Era bello vederla per una volta così esposta, era più semplice per me leggerle negli occhi la gioia.

«Beh, ancora non c'è una data e considerando lo stage non penso accadrà prima di terminarlo e aver qualcosa di più stabile, però...» e lasciò in sospeso una frase che racchiudeva tutto il suo essere, tutto l'amore che provava per quel ragazzo meraviglioso che la rendeva così felice.

Si alzò per sistemare dei vestiti lasciati in giro.

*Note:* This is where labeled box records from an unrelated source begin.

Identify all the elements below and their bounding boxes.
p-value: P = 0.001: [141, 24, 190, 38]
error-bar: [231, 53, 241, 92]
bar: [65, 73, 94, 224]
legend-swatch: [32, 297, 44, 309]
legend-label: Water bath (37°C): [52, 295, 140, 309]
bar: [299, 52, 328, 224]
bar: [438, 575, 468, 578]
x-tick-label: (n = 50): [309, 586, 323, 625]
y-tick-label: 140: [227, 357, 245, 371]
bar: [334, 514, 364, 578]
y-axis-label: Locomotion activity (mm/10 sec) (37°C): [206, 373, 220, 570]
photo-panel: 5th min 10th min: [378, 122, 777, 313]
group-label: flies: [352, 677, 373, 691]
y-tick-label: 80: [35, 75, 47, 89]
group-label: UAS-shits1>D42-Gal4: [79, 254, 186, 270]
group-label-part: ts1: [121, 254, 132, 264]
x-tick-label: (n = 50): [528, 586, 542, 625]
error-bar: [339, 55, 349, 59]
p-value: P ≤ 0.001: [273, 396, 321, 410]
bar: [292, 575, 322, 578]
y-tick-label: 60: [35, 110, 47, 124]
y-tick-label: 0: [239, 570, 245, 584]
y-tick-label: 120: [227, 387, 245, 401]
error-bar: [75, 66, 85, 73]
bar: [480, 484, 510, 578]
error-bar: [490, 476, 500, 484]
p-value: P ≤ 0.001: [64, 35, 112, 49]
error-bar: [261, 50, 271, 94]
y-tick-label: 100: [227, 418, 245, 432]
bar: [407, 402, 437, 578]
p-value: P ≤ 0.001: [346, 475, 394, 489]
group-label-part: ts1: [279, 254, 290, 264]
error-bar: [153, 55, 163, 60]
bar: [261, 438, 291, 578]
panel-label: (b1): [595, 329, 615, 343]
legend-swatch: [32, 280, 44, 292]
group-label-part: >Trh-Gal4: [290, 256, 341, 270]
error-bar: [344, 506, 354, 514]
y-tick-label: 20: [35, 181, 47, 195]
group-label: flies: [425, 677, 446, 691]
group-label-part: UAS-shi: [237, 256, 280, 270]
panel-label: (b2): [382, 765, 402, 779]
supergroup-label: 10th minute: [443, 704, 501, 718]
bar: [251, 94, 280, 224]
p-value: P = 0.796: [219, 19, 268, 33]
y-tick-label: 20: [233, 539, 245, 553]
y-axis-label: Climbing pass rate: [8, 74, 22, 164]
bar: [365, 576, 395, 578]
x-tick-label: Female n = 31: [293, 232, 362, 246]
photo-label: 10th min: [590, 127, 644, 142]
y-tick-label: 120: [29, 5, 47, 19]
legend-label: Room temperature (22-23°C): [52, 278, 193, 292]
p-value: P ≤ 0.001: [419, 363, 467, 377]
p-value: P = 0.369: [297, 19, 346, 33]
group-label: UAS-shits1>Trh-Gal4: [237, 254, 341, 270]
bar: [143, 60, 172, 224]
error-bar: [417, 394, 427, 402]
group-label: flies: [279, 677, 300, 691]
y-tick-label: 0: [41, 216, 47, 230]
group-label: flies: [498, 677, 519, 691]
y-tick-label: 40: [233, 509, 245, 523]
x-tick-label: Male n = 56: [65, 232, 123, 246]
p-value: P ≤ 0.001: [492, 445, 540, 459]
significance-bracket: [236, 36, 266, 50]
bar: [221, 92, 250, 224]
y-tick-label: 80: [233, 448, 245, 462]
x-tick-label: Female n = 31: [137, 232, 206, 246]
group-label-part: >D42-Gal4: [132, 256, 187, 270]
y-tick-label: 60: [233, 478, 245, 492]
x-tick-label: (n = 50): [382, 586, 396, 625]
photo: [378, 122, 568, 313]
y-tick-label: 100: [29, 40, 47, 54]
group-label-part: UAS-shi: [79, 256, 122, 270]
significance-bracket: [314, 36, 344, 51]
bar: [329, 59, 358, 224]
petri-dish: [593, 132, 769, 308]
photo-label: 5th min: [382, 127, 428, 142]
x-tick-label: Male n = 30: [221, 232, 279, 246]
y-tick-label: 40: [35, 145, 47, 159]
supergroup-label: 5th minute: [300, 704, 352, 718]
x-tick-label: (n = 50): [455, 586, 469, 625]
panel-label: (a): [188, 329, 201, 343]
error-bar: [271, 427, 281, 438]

«Amy, ti dispiace se faccio una passeggiata? Ho bisogno di liberare un po' di tensione.»

«Certo, verrei con te se non stessi aspettando Justin! Però posso sistemarti la camera per gli ospiti, così al tuo ritorno sarà tutto a posto.»

Mi alzai dal divano e lei mi seguì fino al pianerottolo che dava sulle scale. Ero quasi arrivata ai gradini e girandomi le chiesi un'ultima volta, «Sei sicura che a Justin non darà fastidio la mia presenza in casa? Voglio dire, ormai convivete e siete promessi sposi, forse sono di troppo, no?»

Non mi accorsi che nel mentre stavo proseguendo la mia marcia verso le scale, così, prima che me ne potessi rendere conto, prima che Amy concludesse il suo “stai attenta”, prima che qualsiasi cosa mi impedisse di fare l'ennesima figura maldestra ecco che il mio piede finì dritto dentro il secchio di acqua con il quale pulivano le scale. Persi immediatamente l'equilibrio e, a occhi chiusi, pensando al mio corpo volar giù per le scale, credetti di morire.

Sentii delle mani cingermi il busto, appena sotto il seno, il mio viso sbattere contro qualcosa di duro e le mie braccia allacciarsi a un qualcosa di apparentemente stabile.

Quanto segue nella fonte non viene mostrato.